Quelques mois après avoir été sacré meilleur acteur aux César 2024 pour Le Procès Goldman, Arieh Worthalter est de retour au cinéma dans Comme le feu, de Philippe Lesage. À l’occasion de la sortie du long-métrage ce 31 juillet, L’Éclaireur s’est entretenu avec le comédien et son réalisateur.
Arieh, le film sort quelques mois après votre sacre aux César en tant que meilleur acteur pour Le Procès Goldman. Y a-t-il un avant et un après la cérémonie ?
Arieh Worthalter : Je ne le sens pas forcément comme ça, car je suis ici, devant vous aujourd’hui, pour faire la promotion du film de Philippe Lesage, qui n’a rien à voir avec mon César ou Le procès Goldman. Pour être honnête, je ne ressens pas de différence. Je ne me sens pas différent et je ne vais rien dire de différent. La seule chose qui a changé, c’est que l’on veut faire des portraits de moi maintenant [rires] ! Je roule toujours à vélo, je n’ai pas acheté une énorme moto [rires] !
Philippe Lesage : J’avoue qu’Arieh est plutôt resté le même. Il n’a pas pris la grosse tête. Je retrouve mon Arieh avec la promotion de ce film !
Comment l’idée de Comme le feu est-elle née ?

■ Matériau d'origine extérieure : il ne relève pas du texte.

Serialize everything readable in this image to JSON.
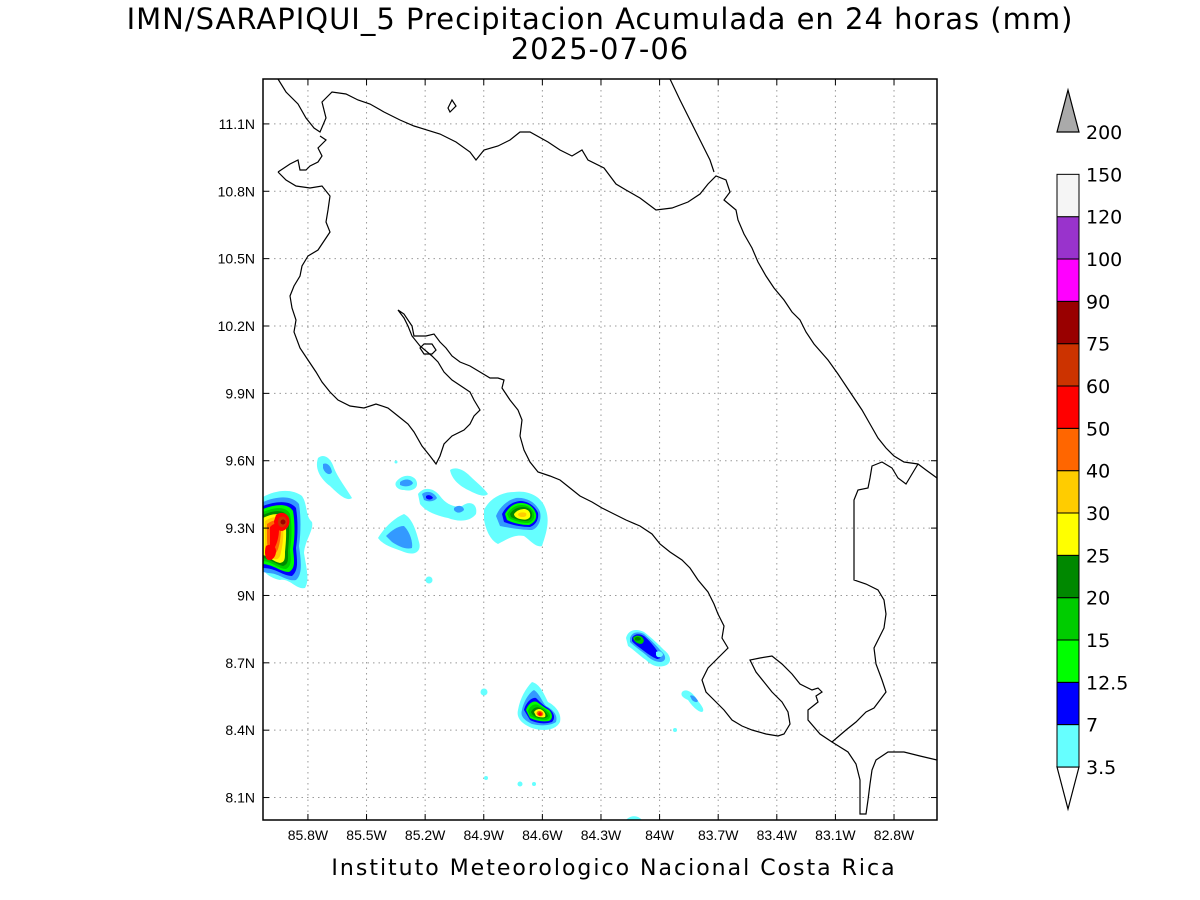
{
  "title": {
    "line1": "IMN/SARAPIQUI_5 Precipitacion Acumulada en 24 horas (mm)",
    "line2": "2025-07-06"
  },
  "footer": "Instituto Meteorologico Nacional Costa Rica",
  "map": {
    "lon_range": [
      -86.03,
      -82.58
    ],
    "lat_range": [
      8.0,
      11.3
    ],
    "grid": "dotted",
    "lon_ticks": [
      {
        "value": -85.8,
        "label": "85.8W"
      },
      {
        "value": -85.5,
        "label": "85.5W"
      },
      {
        "value": -85.2,
        "label": "85.2W"
      },
      {
        "value": -84.9,
        "label": "84.9W"
      },
      {
        "value": -84.6,
        "label": "84.6W"
      },
      {
        "value": -84.3,
        "label": "84.3W"
      },
      {
        "value": -84.0,
        "label": "84W"
      },
      {
        "value": -83.7,
        "label": "83.7W"
      },
      {
        "value": -83.4,
        "label": "83.4W"
      },
      {
        "value": -83.1,
        "label": "83.1W"
      },
      {
        "value": -82.8,
        "label": "82.8W"
      }
    ],
    "lat_ticks": [
      {
        "value": 11.1,
        "label": "11.1N"
      },
      {
        "value": 10.8,
        "label": "10.8N"
      },
      {
        "value": 10.5,
        "label": "10.5N"
      },
      {
        "value": 10.2,
        "label": "10.2N"
      },
      {
        "value": 9.9,
        "label": "9.9N"
      },
      {
        "value": 9.6,
        "label": "9.6N"
      },
      {
        "value": 9.3,
        "label": "9.3N"
      },
      {
        "value": 9.0,
        "label": "9N"
      },
      {
        "value": 8.7,
        "label": "8.7N"
      },
      {
        "value": 8.4,
        "label": "8.4N"
      },
      {
        "value": 8.1,
        "label": "8.1N"
      }
    ]
  },
  "colorbar": {
    "levels": [
      {
        "label": "3.5",
        "color": "#66ffff"
      },
      {
        "label": "7",
        "color": "#3399ff"
      },
      {
        "label": "12.5",
        "color": "#0000ff"
      },
      {
        "label": "15",
        "color": "#00ff00"
      },
      {
        "label": "20",
        "color": "#00cc00"
      },
      {
        "label": "25",
        "color": "#008800"
      },
      {
        "label": "30",
        "color": "#ffff00"
      },
      {
        "label": "40",
        "color": "#ffcc00"
      },
      {
        "label": "50",
        "color": "#ff6600"
      },
      {
        "label": "60",
        "color": "#ff0000"
      },
      {
        "label": "75",
        "color": "#cc3300"
      },
      {
        "label": "90",
        "color": "#990000"
      },
      {
        "label": "100",
        "color": "#ff00ff"
      },
      {
        "label": "120",
        "color": "#9933cc"
      },
      {
        "label": "150",
        "color": "#f5f5f5"
      },
      {
        "label": "200",
        "color": "#aaaaaa"
      }
    ]
  }
}
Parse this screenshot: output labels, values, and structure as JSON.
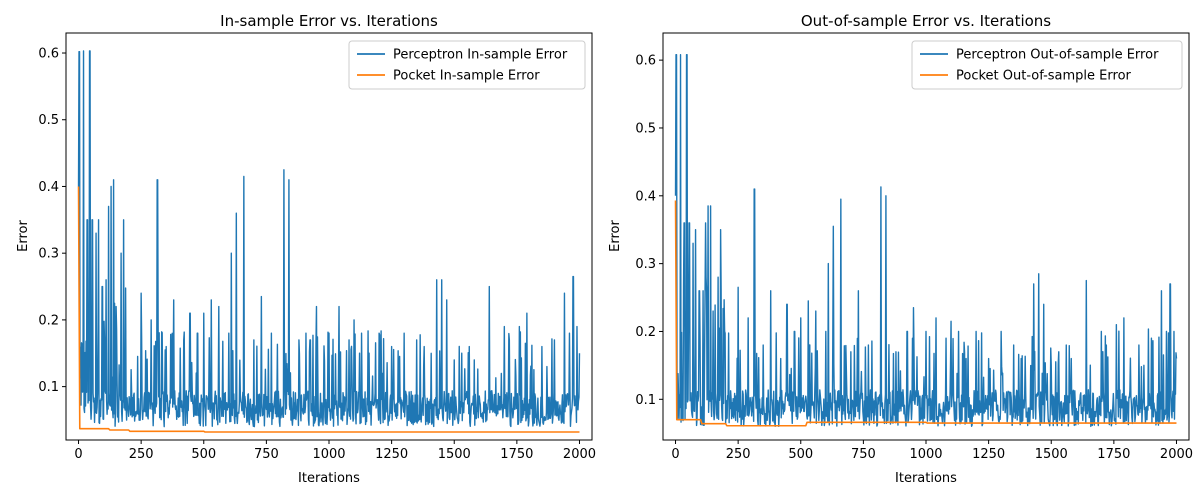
{
  "chart_data": [
    {
      "type": "line",
      "title": "In-sample Error vs. Iterations",
      "xlabel": "Iterations",
      "ylabel": "Error",
      "xlim": [
        -50,
        2050
      ],
      "ylim": [
        0.02,
        0.63
      ],
      "xticks": [
        0,
        250,
        500,
        750,
        1000,
        1250,
        1500,
        1750,
        2000
      ],
      "yticks": [
        0.1,
        0.2,
        0.3,
        0.4,
        0.5,
        0.6
      ],
      "grid": false,
      "legend_position": "top-right",
      "series": [
        {
          "name": "Perceptron In-sample Error",
          "color": "#1f77b4",
          "base_range": [
            0.04,
            0.1
          ],
          "peaks": [
            [
              0,
              0.4
            ],
            [
              3,
              0.602
            ],
            [
              20,
              0.603
            ],
            [
              35,
              0.35
            ],
            [
              45,
              0.603
            ],
            [
              55,
              0.35
            ],
            [
              70,
              0.33
            ],
            [
              80,
              0.35
            ],
            [
              95,
              0.25
            ],
            [
              110,
              0.26
            ],
            [
              120,
              0.37
            ],
            [
              130,
              0.4
            ],
            [
              140,
              0.41
            ],
            [
              150,
              0.22
            ],
            [
              170,
              0.3
            ],
            [
              180,
              0.35
            ],
            [
              250,
              0.24
            ],
            [
              290,
              0.2
            ],
            [
              315,
              0.41
            ],
            [
              350,
              0.16
            ],
            [
              380,
              0.23
            ],
            [
              420,
              0.17
            ],
            [
              445,
              0.21
            ],
            [
              475,
              0.18
            ],
            [
              500,
              0.21
            ],
            [
              530,
              0.23
            ],
            [
              560,
              0.22
            ],
            [
              600,
              0.18
            ],
            [
              610,
              0.3
            ],
            [
              630,
              0.36
            ],
            [
              660,
              0.415
            ],
            [
              700,
              0.17
            ],
            [
              730,
              0.235
            ],
            [
              770,
              0.18
            ],
            [
              820,
              0.425
            ],
            [
              840,
              0.41
            ],
            [
              880,
              0.17
            ],
            [
              925,
              0.17
            ],
            [
              950,
              0.22
            ],
            [
              1000,
              0.18
            ],
            [
              1040,
              0.22
            ],
            [
              1080,
              0.17
            ],
            [
              1100,
              0.2
            ],
            [
              1130,
              0.18
            ],
            [
              1160,
              0.15
            ],
            [
              1200,
              0.18
            ],
            [
              1250,
              0.16
            ],
            [
              1300,
              0.18
            ],
            [
              1350,
              0.17
            ],
            [
              1380,
              0.16
            ],
            [
              1430,
              0.26
            ],
            [
              1450,
              0.26
            ],
            [
              1470,
              0.23
            ],
            [
              1500,
              0.14
            ],
            [
              1530,
              0.15
            ],
            [
              1560,
              0.16
            ],
            [
              1580,
              0.14
            ],
            [
              1640,
              0.25
            ],
            [
              1700,
              0.19
            ],
            [
              1720,
              0.17
            ],
            [
              1760,
              0.19
            ],
            [
              1790,
              0.21
            ],
            [
              1850,
              0.16
            ],
            [
              1870,
              0.13
            ],
            [
              1900,
              0.17
            ],
            [
              1940,
              0.24
            ],
            [
              1960,
              0.18
            ],
            [
              1975,
              0.265
            ],
            [
              1990,
              0.19
            ],
            [
              2000,
              0.15
            ]
          ]
        },
        {
          "name": "Pocket In-sample Error",
          "color": "#ff7f0e",
          "points": [
            [
              0,
              0.4
            ],
            [
              5,
              0.037
            ],
            [
              120,
              0.037
            ],
            [
              125,
              0.035
            ],
            [
              200,
              0.035
            ],
            [
              205,
              0.033
            ],
            [
              500,
              0.033
            ],
            [
              505,
              0.032
            ],
            [
              2000,
              0.032
            ]
          ]
        }
      ]
    },
    {
      "type": "line",
      "title": "Out-of-sample Error vs. Iterations",
      "xlabel": "Iterations",
      "ylabel": "Error",
      "xlim": [
        -50,
        2050
      ],
      "ylim": [
        0.04,
        0.64
      ],
      "xticks": [
        0,
        250,
        500,
        750,
        1000,
        1250,
        1500,
        1750,
        2000
      ],
      "yticks": [
        0.1,
        0.2,
        0.3,
        0.4,
        0.5,
        0.6
      ],
      "grid": false,
      "legend_position": "top-right",
      "series": [
        {
          "name": "Perceptron Out-of-sample Error",
          "color": "#1f77b4",
          "base_range": [
            0.06,
            0.12
          ],
          "peaks": [
            [
              0,
              0.4
            ],
            [
              3,
              0.608
            ],
            [
              20,
              0.608
            ],
            [
              35,
              0.36
            ],
            [
              45,
              0.608
            ],
            [
              55,
              0.36
            ],
            [
              70,
              0.33
            ],
            [
              80,
              0.35
            ],
            [
              95,
              0.26
            ],
            [
              110,
              0.26
            ],
            [
              120,
              0.36
            ],
            [
              130,
              0.385
            ],
            [
              140,
              0.385
            ],
            [
              150,
              0.23
            ],
            [
              170,
              0.28
            ],
            [
              180,
              0.35
            ],
            [
              250,
              0.265
            ],
            [
              290,
              0.22
            ],
            [
              315,
              0.41
            ],
            [
              350,
              0.18
            ],
            [
              380,
              0.26
            ],
            [
              420,
              0.16
            ],
            [
              445,
              0.24
            ],
            [
              475,
              0.2
            ],
            [
              500,
              0.22
            ],
            [
              530,
              0.245
            ],
            [
              560,
              0.23
            ],
            [
              600,
              0.2
            ],
            [
              610,
              0.3
            ],
            [
              630,
              0.355
            ],
            [
              660,
              0.395
            ],
            [
              700,
              0.17
            ],
            [
              730,
              0.26
            ],
            [
              770,
              0.18
            ],
            [
              820,
              0.413
            ],
            [
              840,
              0.4
            ],
            [
              880,
              0.17
            ],
            [
              925,
              0.2
            ],
            [
              950,
              0.235
            ],
            [
              1000,
              0.2
            ],
            [
              1040,
              0.22
            ],
            [
              1080,
              0.19
            ],
            [
              1100,
              0.215
            ],
            [
              1130,
              0.2
            ],
            [
              1160,
              0.16
            ],
            [
              1200,
              0.2
            ],
            [
              1250,
              0.16
            ],
            [
              1300,
              0.2
            ],
            [
              1350,
              0.18
            ],
            [
              1380,
              0.16
            ],
            [
              1430,
              0.27
            ],
            [
              1450,
              0.285
            ],
            [
              1470,
              0.24
            ],
            [
              1500,
              0.15
            ],
            [
              1530,
              0.17
            ],
            [
              1560,
              0.18
            ],
            [
              1580,
              0.16
            ],
            [
              1640,
              0.275
            ],
            [
              1700,
              0.2
            ],
            [
              1720,
              0.18
            ],
            [
              1760,
              0.21
            ],
            [
              1790,
              0.22
            ],
            [
              1850,
              0.18
            ],
            [
              1870,
              0.15
            ],
            [
              1900,
              0.19
            ],
            [
              1940,
              0.26
            ],
            [
              1960,
              0.2
            ],
            [
              1975,
              0.27
            ],
            [
              1990,
              0.2
            ],
            [
              2000,
              0.16
            ]
          ]
        },
        {
          "name": "Pocket Out-of-sample Error",
          "color": "#ff7f0e",
          "points": [
            [
              0,
              0.393
            ],
            [
              5,
              0.07
            ],
            [
              100,
              0.07
            ],
            [
              105,
              0.064
            ],
            [
              200,
              0.064
            ],
            [
              205,
              0.061
            ],
            [
              520,
              0.061
            ],
            [
              525,
              0.066
            ],
            [
              1000,
              0.066
            ],
            [
              1005,
              0.065
            ],
            [
              2000,
              0.065
            ]
          ]
        }
      ]
    }
  ]
}
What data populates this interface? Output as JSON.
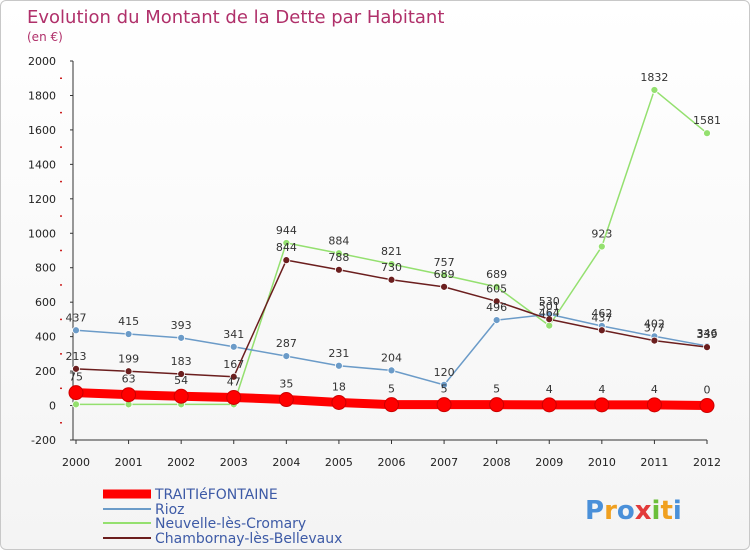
{
  "chart_data": {
    "type": "line",
    "title": "Evolution du Montant de la Dette par Habitant",
    "subtitle": "(en €)",
    "ylim": [
      -200,
      2000
    ],
    "yticks": [
      -200,
      0,
      200,
      400,
      600,
      800,
      1000,
      1200,
      1400,
      1600,
      1800,
      2000
    ],
    "x": [
      "2000",
      "2001",
      "2002",
      "2003",
      "2004",
      "2005",
      "2006",
      "2007",
      "2008",
      "2009",
      "2010",
      "2011",
      "2012"
    ],
    "grid": false,
    "legend_position": "bottom-left",
    "series": [
      {
        "name": "TRAITIéFONTAINE",
        "color": "#ff0000",
        "width": 9,
        "marker": 7,
        "values": [
          75,
          63,
          54,
          47,
          35,
          18,
          5,
          5,
          5,
          4,
          4,
          4,
          0
        ]
      },
      {
        "name": "Rioz",
        "color": "#6b9bc8",
        "width": 1.5,
        "marker": 3.5,
        "values": [
          437,
          415,
          393,
          341,
          287,
          231,
          204,
          120,
          496,
          530,
          462,
          402,
          346
        ]
      },
      {
        "name": "Neuvelle-lès-Cromary",
        "color": "#94e06f",
        "width": 1.5,
        "marker": 3.5,
        "values": [
          7,
          7,
          7,
          7,
          944,
          884,
          821,
          757,
          689,
          464,
          923,
          1832,
          1581
        ]
      },
      {
        "name": "Chambornay-lès-Bellevaux",
        "color": "#6b1e1e",
        "width": 1.5,
        "marker": 3.5,
        "values": [
          213,
          199,
          183,
          167,
          844,
          788,
          730,
          689,
          605,
          501,
          437,
          377,
          339
        ]
      }
    ],
    "data_labels": [
      {
        "series": 0,
        "values": [
          "75",
          "63",
          "54",
          "47",
          "35",
          "18",
          "5",
          "5",
          "5",
          "4",
          "4",
          "4",
          "0"
        ]
      },
      {
        "series": 1,
        "values": [
          "437",
          "415",
          "393",
          "341",
          "287",
          "231",
          "204",
          "120",
          "496",
          "530",
          "462",
          "402",
          "346"
        ]
      },
      {
        "series": 2,
        "values": [
          "",
          "",
          "",
          "",
          "944",
          "884",
          "821",
          "757",
          "689",
          "464",
          "923",
          "1832",
          "1581"
        ]
      },
      {
        "series": 3,
        "values": [
          "213",
          "199",
          "183",
          "167",
          "844",
          "788",
          "730",
          "689",
          "605",
          "501",
          "437",
          "377",
          "339"
        ]
      }
    ]
  },
  "brand": {
    "logo_text": "Proxiti"
  }
}
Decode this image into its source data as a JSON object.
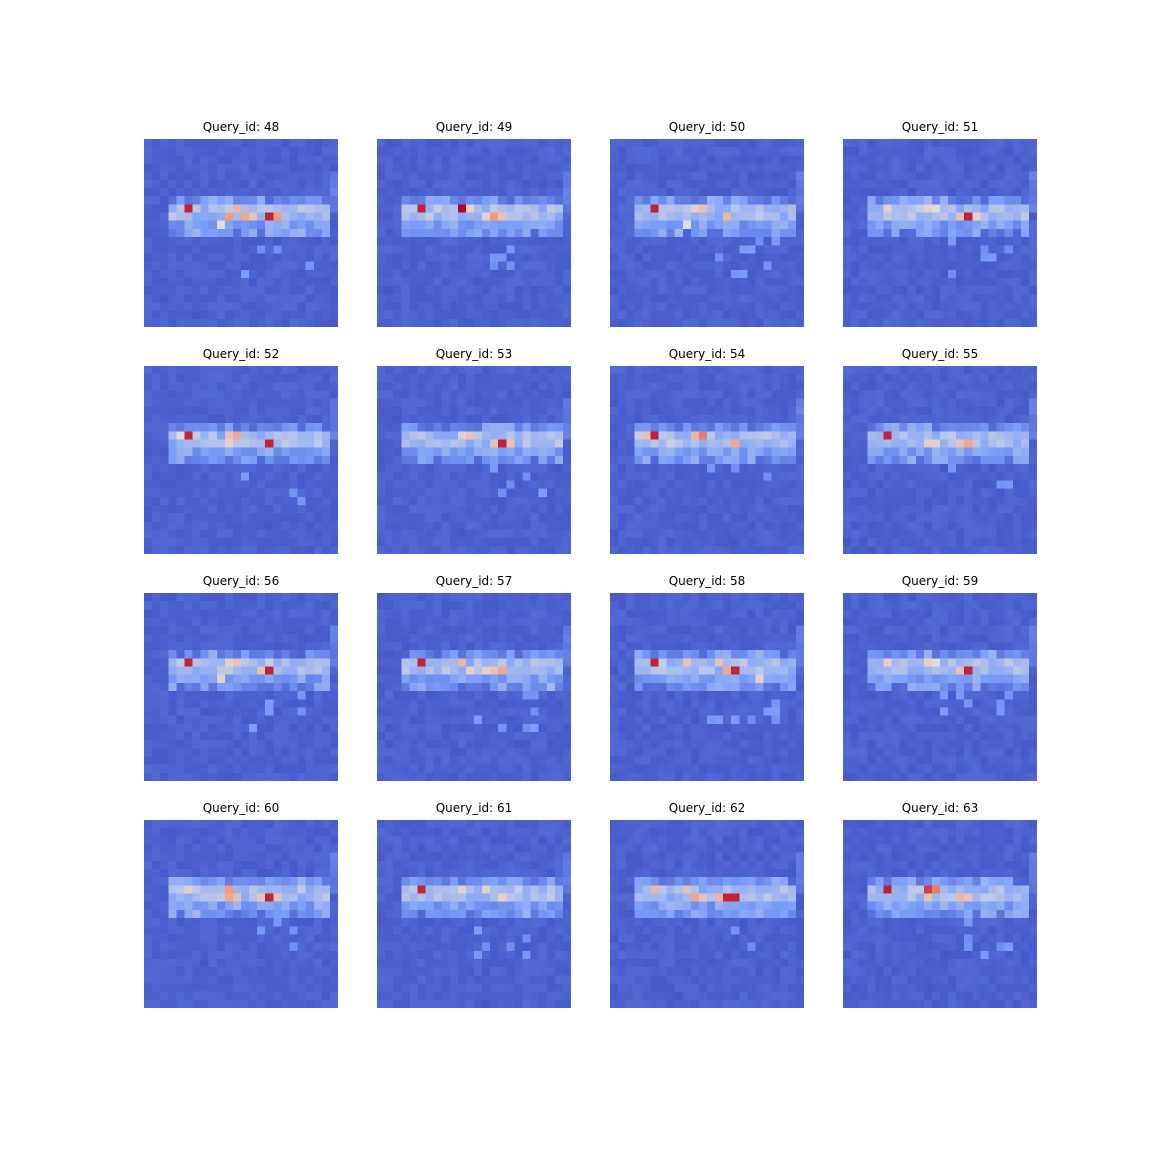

P. L. : L’idée du film est arrivée un peu par hasard. J’étais à une fête avec mon frère qui fait du cinéma aussi, il est documentariste. On s’ennuyait un peu. Nous sommes très amis, on peut passer des heures à parler. Nous étions complètement coupés de cette réalité, de cette soirée. J’ai commencé à l’interroger sur ce qu’il avait vécu lorsqu’il était jeune. Je l’ai questionné sur ce séjour qu’il avait passé, invité par la famille de son ami chez un grand cinéaste québécois.
« La maturité, pour moi, n’est pas forcément une vertu. Je pense qu’il faut garder un peu d’adolescence lorsqu’on est adulte. »
Philippe Lesage
Évidemment, l’histoire est très différente, bien qu’il y ait des éléments de base : l’ami, la grande sœur… Mais mon frère n’était pas amoureux d’elle, par exemple. Son histoire s’est aussi mêlée aux souvenirs que j’en avais parce que son récit, à l’époque, m’avait marqué. Quelques semaines après, j’avais un scénario. Dès que nous avons eu cette discussion, je savais que je tenais mon prochain film.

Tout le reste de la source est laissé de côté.